12e : Frenkie de Jong

Le mariage a tout pour fonctionner entre l’élégant milieu de terrain néerlandais révélé à l’Ajax et le Barça. Le joueur de 22 ans et son nouveau club partagent la même philosophie de jeu et les préceptes chers au regretté Johan Cruyff. Recruté pour 75 millions d’euros, De Jong a déjà dynamisé l’entrejeu blaugrana pour ses premières sorties grâce à son jeu en première intention, sa science de la passe et ses déplacements sans ballon. Sa polyvalence – il peut être aligné en sentinelle devant la défense ou en relayeur – et sa personnalité – confiant, le Batave semble imperturbable – sont deux autres atouts qu’il mettra au service d’un club où il va prendre la lumière comme jamais. Ça tombe bien, De Jong a le talent et le caractère pour relever le défi. Més que un espoir, un diamant que le Barça va polir.

Frenkie de Jong

Frenkie de JongGetty Images

11e : Pep Guardiola

Circulez, il n’y a rien à voir. Ou presque. Comme chaque année depuis 2009, à l’exception de 2012/2013, qui reste sa seule année sabbatique, Pep Guardiola va évidemment faire l’année foot. Premier entraîneur à réussir à garder son titre de Premier League depuis dix ans, le Catalan est cependant dans une position paradoxale. Ses titres nationaux ne peuvent cacher les limites de ses Citizens sur la plus belle des scènes européennes : la Ligue des champions. Guardiola n’a pas changé, sa philosophie non plus, mais ces deux continuent de buter inlassablement sur la marche C1.

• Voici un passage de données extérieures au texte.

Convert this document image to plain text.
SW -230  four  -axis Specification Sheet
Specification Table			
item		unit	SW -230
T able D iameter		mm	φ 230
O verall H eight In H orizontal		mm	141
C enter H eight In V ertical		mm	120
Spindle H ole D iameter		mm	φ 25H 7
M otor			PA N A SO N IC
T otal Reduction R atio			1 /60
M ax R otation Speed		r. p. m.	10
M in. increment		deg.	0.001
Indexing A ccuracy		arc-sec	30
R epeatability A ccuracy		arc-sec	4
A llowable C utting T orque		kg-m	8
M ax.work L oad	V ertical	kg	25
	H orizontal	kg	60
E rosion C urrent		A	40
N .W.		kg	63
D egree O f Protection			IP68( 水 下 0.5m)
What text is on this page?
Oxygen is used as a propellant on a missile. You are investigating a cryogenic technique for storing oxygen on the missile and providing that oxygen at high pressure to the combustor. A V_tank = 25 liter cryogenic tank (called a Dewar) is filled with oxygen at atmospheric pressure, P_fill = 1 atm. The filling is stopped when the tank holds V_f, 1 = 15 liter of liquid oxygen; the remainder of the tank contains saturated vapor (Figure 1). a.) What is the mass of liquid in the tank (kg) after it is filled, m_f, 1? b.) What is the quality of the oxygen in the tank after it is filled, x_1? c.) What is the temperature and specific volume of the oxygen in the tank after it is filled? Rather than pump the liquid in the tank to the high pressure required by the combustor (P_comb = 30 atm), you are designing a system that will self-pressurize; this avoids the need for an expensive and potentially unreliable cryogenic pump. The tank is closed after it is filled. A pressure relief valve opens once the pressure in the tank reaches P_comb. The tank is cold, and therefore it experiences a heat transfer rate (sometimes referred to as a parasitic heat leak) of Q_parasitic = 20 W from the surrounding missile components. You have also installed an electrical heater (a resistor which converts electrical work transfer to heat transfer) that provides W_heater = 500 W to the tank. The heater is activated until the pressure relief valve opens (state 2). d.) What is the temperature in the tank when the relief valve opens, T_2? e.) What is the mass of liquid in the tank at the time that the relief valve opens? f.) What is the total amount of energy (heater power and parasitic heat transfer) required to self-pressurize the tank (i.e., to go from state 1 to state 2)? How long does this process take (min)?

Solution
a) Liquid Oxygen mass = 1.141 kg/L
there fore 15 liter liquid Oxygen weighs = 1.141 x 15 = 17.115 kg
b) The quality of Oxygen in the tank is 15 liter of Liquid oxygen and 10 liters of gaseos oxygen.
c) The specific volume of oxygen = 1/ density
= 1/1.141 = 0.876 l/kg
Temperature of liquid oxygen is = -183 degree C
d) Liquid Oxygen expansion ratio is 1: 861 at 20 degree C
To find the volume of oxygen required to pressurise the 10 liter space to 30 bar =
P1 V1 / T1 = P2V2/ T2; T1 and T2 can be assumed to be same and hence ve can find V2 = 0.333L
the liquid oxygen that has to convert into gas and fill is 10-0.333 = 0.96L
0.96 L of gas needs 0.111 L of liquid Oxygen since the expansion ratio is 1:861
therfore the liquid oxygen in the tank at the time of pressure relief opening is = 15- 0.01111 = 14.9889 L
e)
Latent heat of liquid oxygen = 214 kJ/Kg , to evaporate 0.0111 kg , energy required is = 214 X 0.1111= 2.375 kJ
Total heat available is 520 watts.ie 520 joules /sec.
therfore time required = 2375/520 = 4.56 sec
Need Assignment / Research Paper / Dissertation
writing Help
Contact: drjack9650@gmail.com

Parfois au prix de scénarii déroutants mais franchement emballants. Dans un football qui prône l’efficacité au détriment de la beauté, il est l’un des derniers Mohicans à savoir où se placer. Gagner oui. Mais pas n’importe comment. Un jusqu’au boutisme salvateur pour le jeu mais qui pourrait finalement se retourner contre lui. Car les chiffres, eux, ne connaissent pas les sentiments : Guardiola n’a plus emmené une équipe depuis la finale de 2011, remportée avec le FC Barcelone à Wembley. Malgré des investissements massifs, City n’a pas encore la clé de la Ligue des champions. Une déception de plus et les sentiments pourraient changer radicalement. La beauté du sport. Sa malédiction aussi.